A Shift in Scarcity Pricing
Until now, ERCOT has used a typical Operating Reserve Demand Curve (ORDC) for pricing, which implements price changes as energy resources on the grid are scarce. Producers of energy who were ready to go online in the case where supply dipped, like batteries, were compensated for it; energy users (demand-side) were incentivized to use less energy or risk paying higher prices. However, this didn’t take into account the difference in value for each of these back-up solutions.
Now, this ORDC for scarcity pricing is being replaced with individual Ancillary Service Demand Curves (ASDCs). These ASDCs create a demand curve for each specific type of ancillary service, showing the value of each of these solutions to grid stability. For the first time, batteries are being incorporated into the bidding process – which could change the game.
Projected Cost Savings
The shift is expected to deliver massive economic benefits. ERCOT’s Independent Market Monitor (IMM) has projected wholesale market savings of $2.5-$6.4 billion annually in reduced energy costs.

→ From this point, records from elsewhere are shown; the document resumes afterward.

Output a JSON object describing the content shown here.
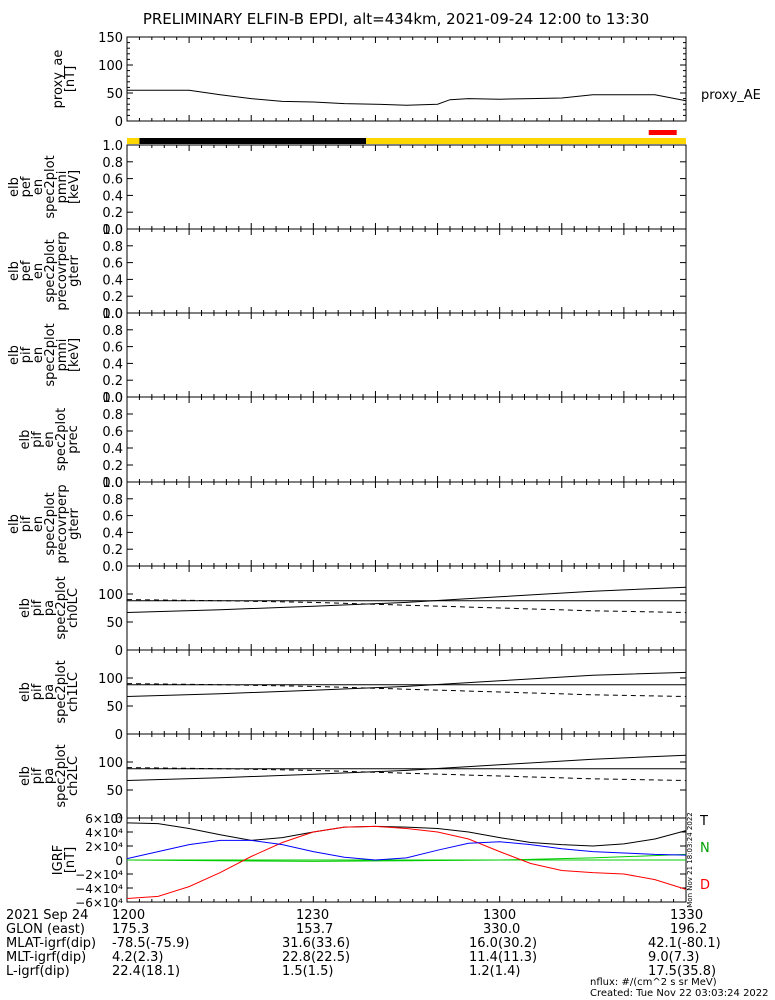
{
  "title": "PRELIMINARY ELFIN-B EPDI, alt=434km, 2021-09-24 12:00 to 13:30",
  "colors": {
    "night_bar": "#000000",
    "day_bar": "#ffd700",
    "flag_bar": "#ff0000",
    "T": "#000000",
    "N": "#00a000",
    "D": "#ff0000",
    "blue": "#0000ff",
    "green": "#00cc00"
  },
  "chart_data": [
    {
      "type": "line",
      "panel": "proxy_ae",
      "ylabel": [
        "proxy_ae",
        "[nT]"
      ],
      "yticks": [
        "150",
        "100",
        "50",
        "0"
      ],
      "ylim": [
        0,
        150
      ],
      "legend": "proxy_AE",
      "series": [
        {
          "name": "proxy_AE",
          "x": [
            0,
            5,
            10,
            15,
            20,
            25,
            30,
            35,
            40,
            45,
            50,
            52,
            55,
            60,
            65,
            70,
            75,
            80,
            85,
            90
          ],
          "y": [
            55,
            55,
            55,
            47,
            40,
            35,
            34,
            31,
            30,
            28,
            30,
            38,
            40,
            39,
            40,
            41,
            47,
            47,
            47,
            36
          ]
        }
      ]
    },
    {
      "type": "bar",
      "panel": "orbit_bar",
      "segments": [
        {
          "start": 0,
          "end": 2,
          "color": "day_bar"
        },
        {
          "start": 2,
          "end": 38.5,
          "color": "night_bar"
        },
        {
          "start": 38.5,
          "end": 90,
          "color": "day_bar"
        }
      ],
      "flag": {
        "start": 84,
        "end": 88.5,
        "color": "flag_bar"
      }
    },
    {
      "type": "heatmap",
      "panel": "pef_pmni",
      "ylabel": [
        "elb",
        "pef",
        "en",
        "spec2plot",
        "pmni",
        "[keV]"
      ],
      "yticks": [
        "1.0",
        "0.8",
        "0.6",
        "0.4",
        "0.2",
        "0.0"
      ],
      "ylim": [
        0,
        1
      ]
    },
    {
      "type": "heatmap",
      "panel": "pef_precovrperp",
      "ylabel": [
        "elb",
        "pef",
        "en",
        "spec2plot",
        "precovrperp",
        "gterr"
      ],
      "yticks": [
        "1.0",
        "0.8",
        "0.6",
        "0.4",
        "0.2",
        "0.0"
      ],
      "ylim": [
        0,
        1
      ]
    },
    {
      "type": "heatmap",
      "panel": "pif_pmni",
      "ylabel": [
        "elb",
        "pif",
        "en",
        "spec2plot",
        "pmni",
        "[keV]"
      ],
      "yticks": [
        "1.0",
        "0.8",
        "0.6",
        "0.4",
        "0.2",
        "0.0"
      ],
      "ylim": [
        0,
        1
      ]
    },
    {
      "type": "heatmap",
      "panel": "pif_prec",
      "ylabel": [
        "elb",
        "pif",
        "en",
        "spec2plot",
        "prec"
      ],
      "yticks": [
        "1.0",
        "0.8",
        "0.6",
        "0.4",
        "0.2",
        "0.0"
      ],
      "ylim": [
        0,
        1
      ]
    },
    {
      "type": "heatmap",
      "panel": "pif_precovrperp",
      "ylabel": [
        "elb",
        "pif",
        "en",
        "spec2plot",
        "precovrperp",
        "gterr"
      ],
      "yticks": [
        "1.0",
        "0.8",
        "0.6",
        "0.4",
        "0.2",
        "0.0"
      ],
      "ylim": [
        0,
        1
      ]
    },
    {
      "type": "line",
      "panel": "ch0LC",
      "ylabel": [
        "elb",
        "pif",
        "pa",
        "spec2plot",
        "ch0LC"
      ],
      "yticks": [
        "100",
        "50",
        "0"
      ],
      "ylim": [
        0,
        150
      ],
      "series": [
        {
          "style": "solid",
          "x": [
            0,
            90
          ],
          "y": [
            88,
            88
          ]
        },
        {
          "style": "solid",
          "x": [
            0,
            15,
            30,
            45,
            60,
            75,
            90
          ],
          "y": [
            67,
            72,
            78,
            85,
            95,
            105,
            112
          ]
        },
        {
          "style": "dashed",
          "x": [
            0,
            15,
            30,
            45,
            60,
            75,
            90
          ],
          "y": [
            90,
            88,
            85,
            80,
            75,
            70,
            67
          ]
        }
      ]
    },
    {
      "type": "line",
      "panel": "ch1LC",
      "ylabel": [
        "elb",
        "pif",
        "pa",
        "spec2plot",
        "ch1LC"
      ],
      "yticks": [
        "100",
        "50",
        "0"
      ],
      "ylim": [
        0,
        150
      ],
      "series": [
        {
          "style": "solid",
          "x": [
            0,
            90
          ],
          "y": [
            88,
            88
          ]
        },
        {
          "style": "solid",
          "x": [
            0,
            15,
            30,
            45,
            60,
            75,
            90
          ],
          "y": [
            67,
            72,
            78,
            85,
            95,
            105,
            110
          ]
        },
        {
          "style": "dashed",
          "x": [
            0,
            15,
            30,
            45,
            60,
            75,
            90
          ],
          "y": [
            90,
            88,
            85,
            80,
            75,
            70,
            67
          ]
        }
      ]
    },
    {
      "type": "line",
      "panel": "ch2LC",
      "ylabel": [
        "elb",
        "pif",
        "pa",
        "spec2plot",
        "ch2LC"
      ],
      "yticks": [
        "100",
        "50",
        "0"
      ],
      "ylim": [
        0,
        150
      ],
      "series": [
        {
          "style": "solid",
          "x": [
            0,
            90
          ],
          "y": [
            88,
            88
          ]
        },
        {
          "style": "solid",
          "x": [
            0,
            15,
            30,
            45,
            60,
            75,
            90
          ],
          "y": [
            67,
            72,
            78,
            85,
            95,
            105,
            112
          ]
        },
        {
          "style": "dashed",
          "x": [
            0,
            15,
            30,
            45,
            60,
            75,
            90
          ],
          "y": [
            90,
            88,
            85,
            80,
            75,
            70,
            67
          ]
        }
      ]
    },
    {
      "type": "line",
      "panel": "igrf",
      "ylabel": [
        "IGRF",
        "[nT]"
      ],
      "yticks": [
        "6×10⁴",
        "4×10⁴",
        "2×10⁴",
        "0",
        "−2×10⁴",
        "−4×10⁴",
        "−6×10⁴"
      ],
      "ylim": [
        -60000,
        60000
      ],
      "legend": [
        "T",
        "N",
        "D"
      ],
      "series": [
        {
          "name": "T",
          "color": "black",
          "x": [
            0,
            5,
            10,
            15,
            20,
            25,
            30,
            35,
            40,
            45,
            50,
            55,
            60,
            65,
            70,
            75,
            80,
            85,
            90
          ],
          "y": [
            53000,
            52000,
            45000,
            36000,
            28000,
            32000,
            40000,
            47000,
            48000,
            47000,
            45000,
            40000,
            32000,
            25000,
            22000,
            20000,
            23000,
            30000,
            42000
          ]
        },
        {
          "name": "N",
          "color": "green",
          "x": [
            0,
            15,
            30,
            45,
            60,
            75,
            90
          ],
          "y": [
            0,
            -1000,
            -2000,
            -1000,
            0,
            3000,
            8000
          ]
        },
        {
          "name": "D",
          "color": "red",
          "x": [
            0,
            5,
            10,
            15,
            20,
            25,
            30,
            35,
            40,
            45,
            50,
            55,
            60,
            65,
            70,
            75,
            80,
            85,
            90
          ],
          "y": [
            -55000,
            -52000,
            -38000,
            -18000,
            5000,
            25000,
            40000,
            47000,
            48000,
            45000,
            40000,
            30000,
            12000,
            -5000,
            -15000,
            -18000,
            -20000,
            -28000,
            -42000
          ]
        },
        {
          "name": "blue",
          "color": "blue",
          "x": [
            0,
            5,
            10,
            15,
            20,
            25,
            30,
            35,
            40,
            45,
            50,
            55,
            60,
            65,
            70,
            75,
            80,
            85,
            90
          ],
          "y": [
            2000,
            12000,
            22000,
            28000,
            28000,
            22000,
            12000,
            4000,
            0,
            3000,
            14000,
            24000,
            26000,
            22000,
            16000,
            12000,
            10000,
            8000,
            7000
          ]
        }
      ]
    }
  ],
  "stamp": "Mon Nov 21 18:03:24 2022",
  "footer": {
    "date": "2021 Sep 24",
    "times": [
      "1200",
      "1230",
      "1300",
      "1330"
    ],
    "rows": [
      {
        "label": "GLON (east)",
        "values": [
          "175.3",
          "153.7",
          "330.0",
          "196.2"
        ]
      },
      {
        "label": "MLAT-igrf(dip)",
        "values": [
          "-78.5(-75.9)",
          "31.6(33.6)",
          "16.0(30.2)",
          "42.1(-80.1)"
        ]
      },
      {
        "label": "MLT-igrf(dip)",
        "values": [
          "4.2(2.3)",
          "22.8(22.5)",
          "11.4(11.3)",
          "9.0(7.3)"
        ]
      },
      {
        "label": "L-igrf(dip)",
        "values": [
          "22.4(18.1)",
          "1.5(1.5)",
          "1.2(1.4)",
          "17.5(35.8)"
        ]
      }
    ],
    "nflux": "nflux: #/(cm^2 s sr MeV)",
    "created": "Created: Tue Nov 22 03:03:24 2022"
  }
}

The Battery Revolution is Integrated for Stability
The “plus Batteries” (RTC+B) component is a major win for grid reliability and flexibility, benefiting every buyer.
For the first time, Energy Storage Resources (ESRs), like large-scale batteries, are fully integrated and modeled as a single device with a state-of-charge. This allows the real-time market to capture their full capability—both charging (consuming power when it’s cheap and plentiful) and discharging (injecting power during times of peak demand).
This will benefit renewable integration – faster, smarter responses to the uncertainty that comes along with solar and wind power are easier to manage when their generation is combined with backup power from batteries. Better asset utilization can lead to a reduction in total system costs by preventing the wasteful curtailment of clean, free solar power. This means short-term weather events, such as an early sunset or unexpected drops in wind, won’t be as much of an issue.
Natural gas is expensive during peak hours, and making it easier to shift towards cheaper renewable resources in real-time with the support of batteries will mean a more resilient grid.
What does this mean for Battery Players?
It’s unclear yet how this story will impact long-term battery revenue opportunities. On the one hand, it could be positive for the points shared above: batteries are finally getting their moment in the sun (pun intended).
But others wonder: if batteries are no longer as scarce, and there is no longer as much volatility in the market thanks to these stabilizing mechanisms, the price for storage / batteries will be impacted (i.e., they aren’t called on as the reserve as often, where they could command premium prices).
In Summary for Buyers
The RTC+B project is a generational leap for the ERCOT market – and we’ve been baking this into our forecasts for a while. REsurety forecasts model this new change under a wide range of scenarios to help you develop a comprehensive view of changing asset or contract values in this new RTC+B world.
For the energy buyer, this successful implementation should deliver key results: increased grid reliability and lower total costs to the system.
- Lower Total Costs: Driven by multi-billion-dollar projected market savings through more efficient dispatch, smarter scarcity pricing, and optimized resource utilization. Coupled with the story of rising demand and straining supply potentially pushing prices higher, prices for batteries might rise, but the system should see lower total costs.
- Increased Grid Reliability: All else equal, RTC+B stands to deliver on this goal. Skyrocketing load may impact grid reliability overall, but this will certainly cushion the blow.
With the emergence of these more evolved bidding strategies and the ability to recommit batteries in the real-time, storage investors may be able to expect the way batteries make money to change yet again. All in, from a contracting perspective – buyers exploring the market will want to take a look at hybrid vs. standalone project dynamics, and consider Day-Ahead/Real-Time Spreads when determining strategy.